Machine Learning

CSharpNumerics includes a lightweight, fully numerical machine learning framework designed for research, experimentation, and educational use. The focus is on transparency, mathematical clarity, and pipeline-based model evaluation — not black-box automation.

➡️ Pipeline Grid

All models are implemented directly on top of the library’s Matrix and Vector primitives.

Models can be combined with:

Scalers (e.g. StandardScaler)
Feature selectors (e.g. SelectKBest)
Cross-validation strategies
Hyperparameter search grids

var pipelineGrid = new PipelineGrid()
    .AddModel<RandomForest>(g => g
        .Add("NumTrees", 50, 100, 200)
        .Add("MaxDepth", 5, 8, 10))
    .AddModel<Logistic>(g => g
        .Add("LearningRate", 0.05, 0.1)
        .Add("MaxIterations", 1000, 2000)
        .AddScaler<StandardScaler>(s => { })
        .AddSelector<SelectKBest>(s => s
           .Add("K", 1, 2)))
    .AddModel<DecisionTree>(g => g
        .Add("MaxDepth", 3, 5, 8))
    .AddModel<KNearestNeighbors>(g => g
        .Add("K", 3, 5, 7));

CSharpNumerics supports multiple cross-validation strategies for time series and tabular data:

⏩ Rolling Cross-Validation

Train on first folds, validate on the next fold, then roll forward. Works for classification and regression.

Example visualization

Train: [1 2 3] | Test: [4]
Train: [1 2 3 4] | Test: [5]
Train: [1 2 3 4 5] | Test: [6]
...

var cv = new RollingCrossValidator(pipelineGrid);
var result = cv.Run(X, y); 
var bestModel = result.BestPipeline; 
var score = result.BestScore;

Key points:

Always respects temporal order
Prevents data leakage
Works well for time series forecasting

🔁 K-Fold Cross-Validation

Split data into K equally sized folds. Each fold is used once as test while remaining folds form the training set. Works for classification and regression on tabular data.

Visualization (K = 5)

Data: [ 1 2 3 4 5 ]

Fold 1: Train [2 3 4 5] | Test [1]
Fold 2: Train [1 3 4 5] | Test [2]
Fold 3: Train [1 2 4 5] | Test [3]
Fold 4: Train [1 2 3 5] | Test [4]
Fold 5: Train [1 2 3 4] | Test [5]

var cv = new KFoldCrossValidator(pipelineGrid, folds: 5);
var result = cv.Run(X, y);

var bestModel = result.BestPipeline;
var score = result.BestScore;

Key points:

Order of samples does not matter
No temporal assumptions
All samples are evaluated exactly once

🧮 Stratified K-Fold Cross-Validation

Used for classification with imbalanced classes. Ensures that each fold preserves the class proportions.
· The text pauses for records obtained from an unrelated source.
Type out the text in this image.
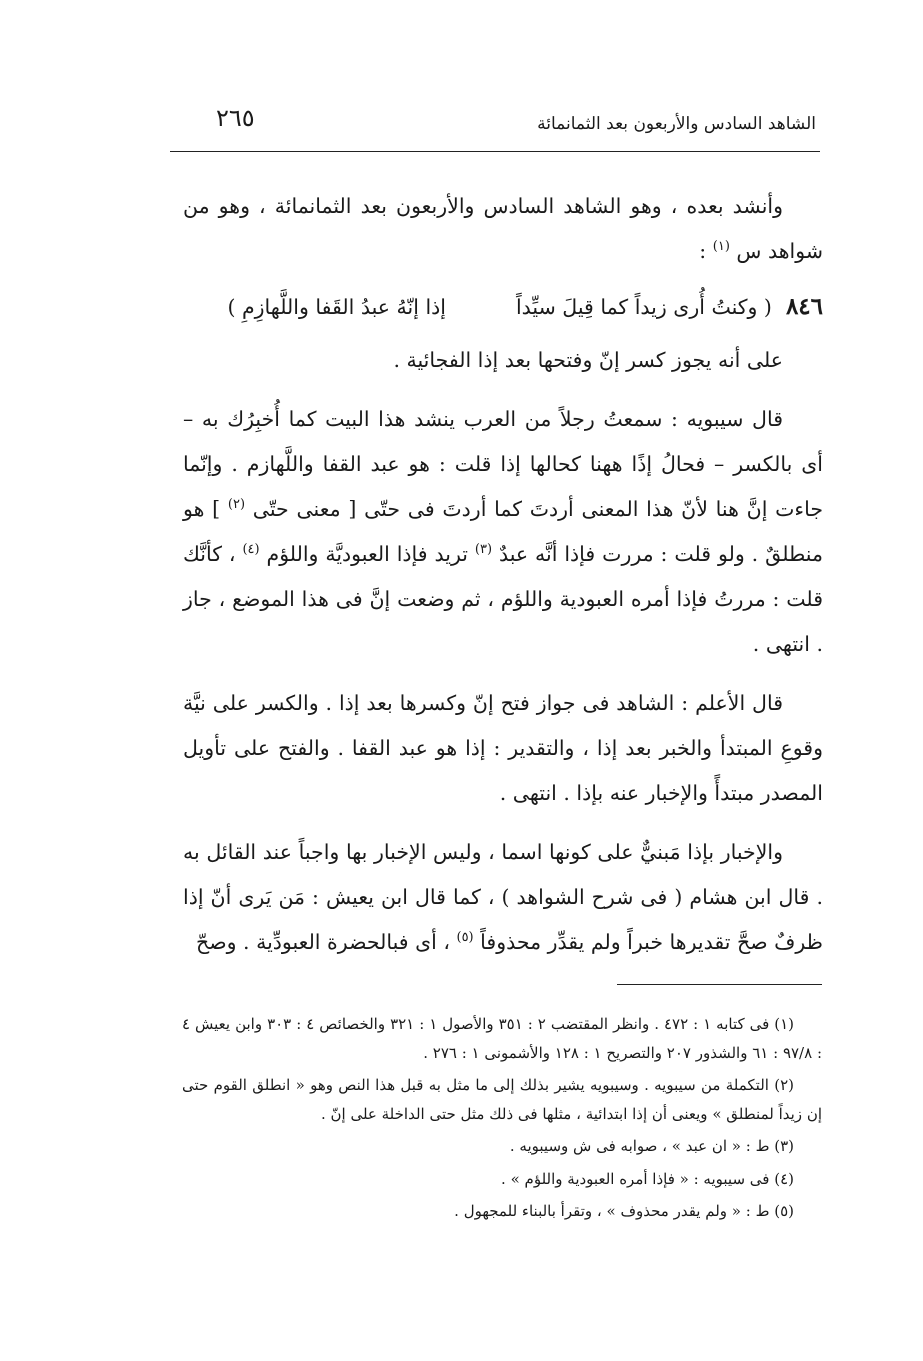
الشاهد السادس والأربعون بعد الثمانمائة
٢٦٥

وأنشد بعده ، وهو الشاهد السادس والأربعون بعد الثمانمائة ، وهو من شواهد س $^{(١)}$ :

٨٤٦
( وكنتُ أُرى زيداً كما قِيلَ سيِّداً
إذا إنّهُ عبدُ القَفا واللَّهازِمِ )

على أنه يجوز كسر إنّ وفتحها بعد إذا الفجائية .

قال سيبويه : سمعتُ رجلاً من العرب ينشد هذا البيت كما أُخبِرُك به – أى بالكسر – فحالُ إذًا ههنا كحالها إذا قلت : هو عبد القفا واللَّهازم . وإنّما جاءت إنَّ هنا لأنّ هذا المعنى أردتَ كما أردتَ فى حتّى [ معنى حتّى $^{(٢)}$ ] هو منطلقٌ . ولو قلت : مررت فإذا أنَّه عبدٌ $^{(٣)}$ تريد فإذا العبوديَّة واللؤم $^{(٤)}$ ، كأنَّك قلت : مررتُ فإذا أمره العبودية واللؤم ، ثم وضعت إنَّ فى هذا الموضع ، جاز . انتهى .

قال الأعلم : الشاهد فى جواز فتح إنّ وكسرها بعد إذا . والكسر على نيَّة وقوعِ المبتدأ والخبر بعد إذا ، والتقدير : إذا هو عبد القفا . والفتح على تأويل المصدر مبتدأً والإخبار عنه بإذا . انتهى .

والإخبار بإذا مَبنيٌّ على كونها اسما ، وليس الإخبار بها واجباً عند القائل به . قال ابن هشام ( فى شرح الشواهد ) ، كما قال ابن يعيش : مَن يَرى أنّ إذا ظرفٌ صحَّ تقديرها خبراً ولم يقدِّر محذوفاً $^{(٥)}$ ، أى فبالحضرة العبودِّية . وصحّ

(١) فى كتابه ١ : ٤٧٢ . وانظر المقتضب ٢ : ٣٥١ والأصول ١ : ٣٢١ والخصائص ٤ : ٣٠٣ وابن يعيش ٤ : ٩٧/٨ : ٦١ والشذور ٢٠٧ والتصريح ١ : ١٢٨ والأشمونى ١ : ٢٧٦ .

(٢) التكملة من سيبويه . وسيبويه يشير بذلك إلى ما مثل به قبل هذا النص وهو « انطلق القوم حتى إن زيداً لمنطلق » ويعنى أن إذا ابتدائية ، مثلها فى ذلك مثل حتى الداخلة على إنّ .

(٣) ط : « ان عبد » ، صوابه فى ش وسيبويه .

(٤) فى سيبويه : « فإذا أمره العبودية واللؤم » .

(٥) ط : « ولم يقدر محذوف » ، وتقرأ بالبناء للمجهول .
Example visualization (K = 5)

Class distribution in dataset: 90% class 0, 10% class 1

Fold 1: Train -> 80% class0 / 20% class1 | Test -> 90% class0 / 10% class1
Fold 2: Train -> 80% class0 / 20% class1 | Test -> 90% class0 / 10% class1
...

var cv = new StratifiedKFoldCrossValidator(pipelineGrid, folds: 5);
var result = cv.Run(X, y); // y contains class labels

var bestModel = result.BestPipeline;
var score = result.BestScore;

Key points:

Maintains class distribution in every fold
Works only for classification
Ideal for imbalanced datasets

🔀 ShuffleSplit Cross-Validation

Randomly splits data into a training set and a test set multiple times. Works for classification and regression. Unlike K-Fold, not all samples are guaranteed to appear in a test set.

Example visualization (3 splits, 20% test size)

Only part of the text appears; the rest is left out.